Cleveland then signed him to a two-year deal. Gooden showed Thursday he is making significant progress in recovering from biceps tendinitis in his pitching arm that kept him out nearly two months.
"I have to work on getting stronger," Gooden said after his longest outing of the season. "I'm looking at being stronger at the end of the year."
In his first two outings, both against the Toronto Blue Jays, Gooden gave up a combined six runs in 8 2-3 innings while taking the loss in both games. The Indians managed just two runs of support for both games.
"He threw more strikes than he has in his last two outings," Twins outfielder Matt Lawton said. "It was more typical Dwight Gooden."
Minnesota's Brad Radke, who won his four previous starts, also pitched well, until Jim Thome's three-run homer in the fourth inning gave Cleveland a 3-1 lead.
After Radke (7-4) gave up singles to Omar Vizquel and David Justice to start the inning, Thome followed by hitting a 3-0 pitch into the seats in left.
"He's the type of pitcher that's always around the plate," Thome said. "I was fortunate to get a 3-0 count and I was looking to hit the ball away."
The only mistake Gooden made was to Marty Cordova in the second inning. Cordova led off with a solo shot, his third homer of the season.
"(Gooden) will be a big part of our future," Thome said. "It seems like every outing he gets better and better. When he needs to make a big pitch he does."

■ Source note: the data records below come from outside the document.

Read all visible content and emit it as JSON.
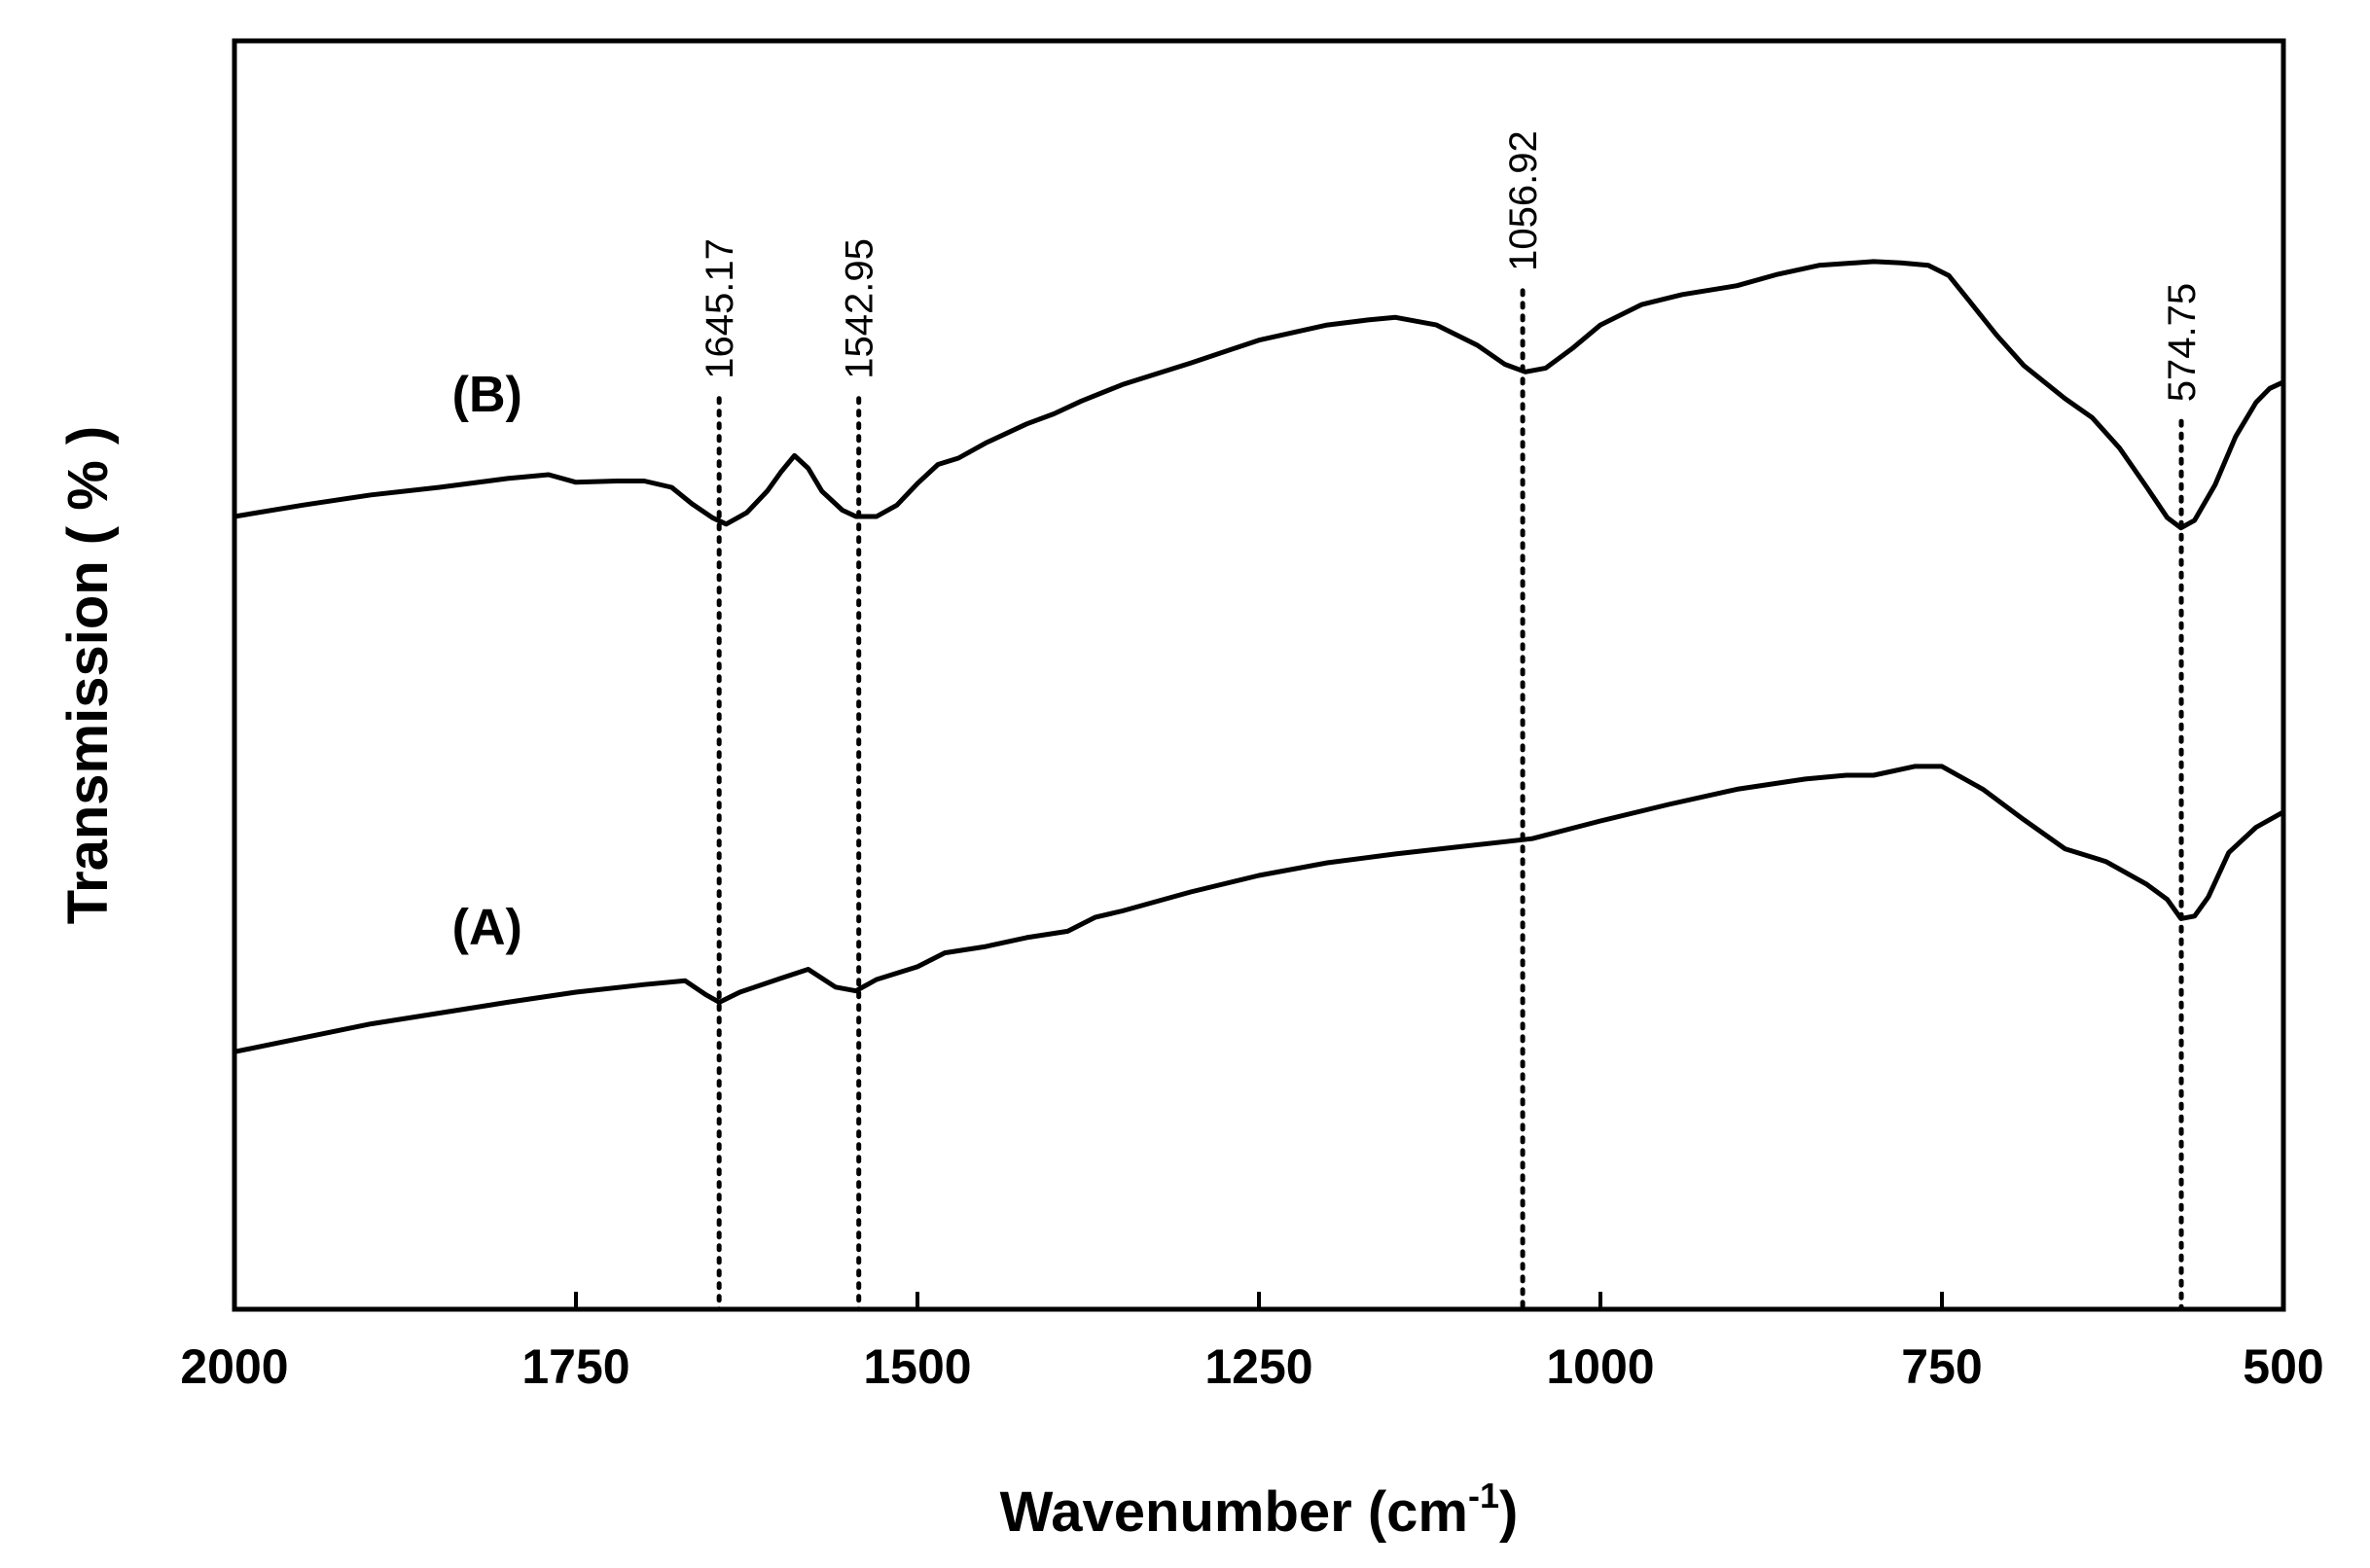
{
  "chart_data": {
    "type": "line",
    "title": "",
    "xlabel": "Wavenumber (cm",
    "xlabel_sup": "-1",
    "xlabel_close": ")",
    "ylabel": "Transmission ( % )",
    "xlim": [
      2000,
      500
    ],
    "ylim": [
      0,
      100
    ],
    "x_reversed": true,
    "xticks": [
      2000,
      1750,
      1500,
      1250,
      1000,
      750,
      500
    ],
    "xtick_labels": [
      "2000",
      "1750",
      "1500",
      "1250",
      "1000",
      "750",
      "500"
    ],
    "grid": false,
    "peaks": [
      {
        "x": 1645.17,
        "label": "1645.17",
        "y_top": 71.8
      },
      {
        "x": 1542.95,
        "label": "1542.95",
        "y_top": 71.8
      },
      {
        "x": 1056.92,
        "label": "1056.92",
        "y_top": 80.3
      },
      {
        "x": 574.75,
        "label": "574.75",
        "y_top": 70.0
      }
    ],
    "series": [
      {
        "name": "(A)",
        "label_x": 1815,
        "label_y": 28.8,
        "points": [
          [
            2000,
            20.3
          ],
          [
            1900,
            22.5
          ],
          [
            1800,
            24.2
          ],
          [
            1750,
            25.0
          ],
          [
            1700,
            25.6
          ],
          [
            1670,
            25.9
          ],
          [
            1655,
            24.8
          ],
          [
            1645,
            24.2
          ],
          [
            1630,
            25.0
          ],
          [
            1600,
            26.1
          ],
          [
            1580,
            26.8
          ],
          [
            1560,
            25.4
          ],
          [
            1545,
            25.1
          ],
          [
            1530,
            26.0
          ],
          [
            1500,
            27.0
          ],
          [
            1480,
            28.1
          ],
          [
            1450,
            28.6
          ],
          [
            1420,
            29.3
          ],
          [
            1390,
            29.8
          ],
          [
            1370,
            30.9
          ],
          [
            1350,
            31.4
          ],
          [
            1300,
            32.9
          ],
          [
            1250,
            34.2
          ],
          [
            1200,
            35.2
          ],
          [
            1150,
            35.9
          ],
          [
            1100,
            36.5
          ],
          [
            1050,
            37.1
          ],
          [
            1000,
            38.5
          ],
          [
            950,
            39.8
          ],
          [
            900,
            41.0
          ],
          [
            850,
            41.8
          ],
          [
            820,
            42.1
          ],
          [
            800,
            42.1
          ],
          [
            770,
            42.8
          ],
          [
            750,
            42.8
          ],
          [
            720,
            41.0
          ],
          [
            690,
            38.6
          ],
          [
            660,
            36.3
          ],
          [
            630,
            35.3
          ],
          [
            600,
            33.5
          ],
          [
            585,
            32.3
          ],
          [
            575,
            30.8
          ],
          [
            565,
            31.0
          ],
          [
            555,
            32.5
          ],
          [
            540,
            36.0
          ],
          [
            520,
            38.0
          ],
          [
            500,
            39.2
          ]
        ]
      },
      {
        "name": "(B)",
        "label_x": 1815,
        "label_y": 70.8,
        "points": [
          [
            2000,
            62.5
          ],
          [
            1950,
            63.4
          ],
          [
            1900,
            64.2
          ],
          [
            1850,
            64.8
          ],
          [
            1800,
            65.5
          ],
          [
            1770,
            65.8
          ],
          [
            1750,
            65.2
          ],
          [
            1720,
            65.3
          ],
          [
            1700,
            65.3
          ],
          [
            1680,
            64.8
          ],
          [
            1665,
            63.5
          ],
          [
            1650,
            62.4
          ],
          [
            1640,
            61.9
          ],
          [
            1625,
            62.8
          ],
          [
            1610,
            64.5
          ],
          [
            1600,
            66.0
          ],
          [
            1590,
            67.3
          ],
          [
            1580,
            66.3
          ],
          [
            1570,
            64.5
          ],
          [
            1555,
            63.0
          ],
          [
            1545,
            62.5
          ],
          [
            1530,
            62.5
          ],
          [
            1515,
            63.4
          ],
          [
            1500,
            65.1
          ],
          [
            1485,
            66.6
          ],
          [
            1470,
            67.1
          ],
          [
            1450,
            68.3
          ],
          [
            1420,
            69.8
          ],
          [
            1400,
            70.6
          ],
          [
            1380,
            71.6
          ],
          [
            1350,
            72.9
          ],
          [
            1300,
            74.6
          ],
          [
            1250,
            76.4
          ],
          [
            1200,
            77.6
          ],
          [
            1170,
            78.0
          ],
          [
            1150,
            78.2
          ],
          [
            1120,
            77.6
          ],
          [
            1090,
            76.0
          ],
          [
            1070,
            74.5
          ],
          [
            1055,
            73.9
          ],
          [
            1040,
            74.2
          ],
          [
            1020,
            75.8
          ],
          [
            1000,
            77.6
          ],
          [
            970,
            79.2
          ],
          [
            940,
            80.0
          ],
          [
            900,
            80.7
          ],
          [
            870,
            81.6
          ],
          [
            840,
            82.3
          ],
          [
            800,
            82.6
          ],
          [
            780,
            82.5
          ],
          [
            760,
            82.3
          ],
          [
            745,
            81.5
          ],
          [
            730,
            79.5
          ],
          [
            710,
            76.8
          ],
          [
            690,
            74.4
          ],
          [
            660,
            71.8
          ],
          [
            640,
            70.3
          ],
          [
            620,
            67.9
          ],
          [
            600,
            64.8
          ],
          [
            585,
            62.4
          ],
          [
            575,
            61.6
          ],
          [
            565,
            62.2
          ],
          [
            550,
            65.0
          ],
          [
            535,
            68.8
          ],
          [
            520,
            71.5
          ],
          [
            510,
            72.6
          ],
          [
            500,
            73.1
          ]
        ]
      }
    ]
  }
}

Radke, who gave up seven hits and three runs in 7 1-3 innings, knew he was in for a duel with Gooden.
"He's been a great pitcher for a long time," Radke said. "He kept the ball down and pitched a great game for them."
Otis Nixon hit a solo home run off Paul Assenmacher to lead off the eighth inning, cutting the lead to 3-2. Mike Jackson pitched the ninth for his 13th save in 16 opportunities.